Exercises That Help Improve Balance for the Handstand Walk
Improving balance is key to being able to do a successful handstand walk. To work on this skill, try performing single leg squats and lunges with dumbbells or medicine balls. These types of exercises will help strengthen your lower body muscles which will ultimately improve your balance. You should also practice balancing on one foot with both eyes closed to challenge yourself further.
Advanced Drills to Increase Endurance and Speed on the Handstand Walk
Once you have mastered proper form and developed good balance, you can then begin focusing on increasing your endurance and speed while doing the handstand walk. Try sprinting short distances while maintaining a balanced handstand position or incorporating push-ups between sets of handstand walks. Another great way to increase speed and endurance is by alternating walking directions or changing tempo mid-exercise.
Incorporating Kettlebells Into Crossfit Routines Featuring Handstand Walks
Kettlebells are a great tool to add variety to any CrossFit routine including ones involving handstand walks. Some examples include swings, snatches, cleans, jerks, windmills, Turkish get ups and goblet squats. These movements will help you build total body strength as well as hone coordination and stability for improved performance on the handstand walk.
Creative Partner Exercises to Enhance Handstand Walking Skills
Partner exercises can help make your handstand walking sessions fun and challenging. Try having your partner stand behind you as you perform the handstand walk so they can spot you and offer guidance if needed. Alternatively, partners can also attempt to “pass” each other while walking across a line or area marked off by tape or chalk lines. The possibilities are endless!

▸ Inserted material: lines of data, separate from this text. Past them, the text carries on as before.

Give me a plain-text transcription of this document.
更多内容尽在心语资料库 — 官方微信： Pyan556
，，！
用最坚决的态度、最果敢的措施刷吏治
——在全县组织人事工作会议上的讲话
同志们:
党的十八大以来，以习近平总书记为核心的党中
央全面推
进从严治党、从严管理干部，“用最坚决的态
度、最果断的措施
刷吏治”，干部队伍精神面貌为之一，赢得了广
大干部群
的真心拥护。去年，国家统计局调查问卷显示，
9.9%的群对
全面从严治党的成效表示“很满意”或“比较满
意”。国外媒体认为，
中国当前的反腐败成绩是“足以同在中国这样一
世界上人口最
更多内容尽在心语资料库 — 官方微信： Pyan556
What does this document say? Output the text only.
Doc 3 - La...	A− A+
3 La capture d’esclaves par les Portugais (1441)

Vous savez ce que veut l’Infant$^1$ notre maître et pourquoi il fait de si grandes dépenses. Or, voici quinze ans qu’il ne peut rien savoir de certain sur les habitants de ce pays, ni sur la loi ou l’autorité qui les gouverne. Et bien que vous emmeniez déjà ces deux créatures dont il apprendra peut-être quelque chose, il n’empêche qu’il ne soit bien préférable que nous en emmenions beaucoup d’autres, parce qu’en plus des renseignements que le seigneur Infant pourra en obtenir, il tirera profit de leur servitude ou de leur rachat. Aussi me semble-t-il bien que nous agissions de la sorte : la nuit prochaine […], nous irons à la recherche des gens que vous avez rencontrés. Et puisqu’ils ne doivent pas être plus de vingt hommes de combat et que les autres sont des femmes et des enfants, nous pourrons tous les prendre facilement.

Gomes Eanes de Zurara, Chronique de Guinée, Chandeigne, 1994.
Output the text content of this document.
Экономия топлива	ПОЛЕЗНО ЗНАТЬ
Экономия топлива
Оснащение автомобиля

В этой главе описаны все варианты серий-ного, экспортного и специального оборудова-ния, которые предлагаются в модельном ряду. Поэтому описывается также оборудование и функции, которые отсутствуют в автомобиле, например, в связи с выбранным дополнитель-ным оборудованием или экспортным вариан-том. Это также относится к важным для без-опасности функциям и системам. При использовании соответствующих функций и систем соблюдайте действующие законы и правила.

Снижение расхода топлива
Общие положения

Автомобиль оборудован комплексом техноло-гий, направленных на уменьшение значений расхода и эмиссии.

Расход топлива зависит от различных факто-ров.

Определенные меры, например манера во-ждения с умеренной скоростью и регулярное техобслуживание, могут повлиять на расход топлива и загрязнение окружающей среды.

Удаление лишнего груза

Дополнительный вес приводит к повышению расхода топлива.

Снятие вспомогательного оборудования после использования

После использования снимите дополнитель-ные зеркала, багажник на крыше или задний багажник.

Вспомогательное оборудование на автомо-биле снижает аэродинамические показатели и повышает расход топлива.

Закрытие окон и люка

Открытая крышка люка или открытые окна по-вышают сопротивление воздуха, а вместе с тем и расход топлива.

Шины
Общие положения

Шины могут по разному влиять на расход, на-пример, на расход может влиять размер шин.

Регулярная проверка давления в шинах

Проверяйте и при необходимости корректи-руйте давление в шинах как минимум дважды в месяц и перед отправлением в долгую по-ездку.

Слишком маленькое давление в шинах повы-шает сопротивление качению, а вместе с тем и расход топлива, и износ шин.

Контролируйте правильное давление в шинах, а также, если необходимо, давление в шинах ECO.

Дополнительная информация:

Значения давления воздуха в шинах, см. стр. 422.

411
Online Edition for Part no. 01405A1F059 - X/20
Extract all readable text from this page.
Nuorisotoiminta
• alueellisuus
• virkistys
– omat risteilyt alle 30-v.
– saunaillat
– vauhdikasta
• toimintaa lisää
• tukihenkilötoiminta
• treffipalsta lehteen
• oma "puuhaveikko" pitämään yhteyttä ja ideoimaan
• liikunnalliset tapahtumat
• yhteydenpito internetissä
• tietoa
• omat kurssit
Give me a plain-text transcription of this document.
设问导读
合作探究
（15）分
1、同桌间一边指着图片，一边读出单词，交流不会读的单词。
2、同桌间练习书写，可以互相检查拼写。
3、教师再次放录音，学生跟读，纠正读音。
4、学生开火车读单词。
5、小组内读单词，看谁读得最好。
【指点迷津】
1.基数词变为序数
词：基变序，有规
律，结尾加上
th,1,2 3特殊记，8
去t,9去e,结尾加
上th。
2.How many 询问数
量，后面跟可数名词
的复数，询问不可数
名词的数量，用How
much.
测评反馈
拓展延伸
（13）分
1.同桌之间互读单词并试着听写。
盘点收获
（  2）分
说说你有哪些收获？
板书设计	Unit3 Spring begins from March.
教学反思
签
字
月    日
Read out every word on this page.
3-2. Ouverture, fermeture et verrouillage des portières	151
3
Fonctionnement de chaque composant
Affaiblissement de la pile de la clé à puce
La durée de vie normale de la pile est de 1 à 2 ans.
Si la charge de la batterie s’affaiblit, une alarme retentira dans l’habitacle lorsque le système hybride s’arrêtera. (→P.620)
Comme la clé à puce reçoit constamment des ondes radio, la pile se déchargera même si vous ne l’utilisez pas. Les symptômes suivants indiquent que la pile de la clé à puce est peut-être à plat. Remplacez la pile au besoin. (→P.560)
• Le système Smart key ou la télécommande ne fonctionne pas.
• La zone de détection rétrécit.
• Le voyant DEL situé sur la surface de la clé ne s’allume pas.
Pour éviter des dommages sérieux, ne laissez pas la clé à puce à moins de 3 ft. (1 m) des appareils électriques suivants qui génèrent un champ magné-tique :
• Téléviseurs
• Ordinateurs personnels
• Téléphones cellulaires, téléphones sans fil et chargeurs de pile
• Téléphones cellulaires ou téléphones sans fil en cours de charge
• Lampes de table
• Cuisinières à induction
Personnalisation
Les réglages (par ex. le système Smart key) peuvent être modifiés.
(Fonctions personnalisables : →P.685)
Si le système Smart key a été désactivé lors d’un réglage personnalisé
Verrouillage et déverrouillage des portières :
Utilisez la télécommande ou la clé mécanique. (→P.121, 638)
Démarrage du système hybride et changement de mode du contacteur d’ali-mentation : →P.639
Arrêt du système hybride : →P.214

Improving Cardio Stamina While Doing Handstand Walks
Handstand walks are intense cardiovascular exercises that require stamina in order to last longer without tiring out quickly. To improve your aerobic capacity for better performance during these movements, incorporate activities like running, jumping rope, swimming, biking or rowing into your regular workout routine. Additionally, HIIT (high intensity interval training) circuits will also help increase endurance levels so that you can push harder during handstand walks.
Using Variations and Progression for Continued Improvement on the Handstand Walk
In addition to following all of the tips outlined above, it’s important to keep progressing with different variations of the handstand walk in order to continually improve your skillset. Try adding incline angles by walking up a hill or ramp; introducing obstacles such as boxes or stairs; traveling farther distances; or even exploring around corners instead of just walking straight ahead. By constantly challenging yourself with new variations, you will continue to progress faster towards becoming an expert at the handstand walk!
Conclusion
Learning how to do a proper handstand walk takes dedication and practice but can open up a whole new world of athletic potential for CrossFitters looking to take their game to the next level. With the right techniques, exercises, drills, and creative partner workouts incorporated into your regular routine, you will soon be mastering the art of the handstand walk!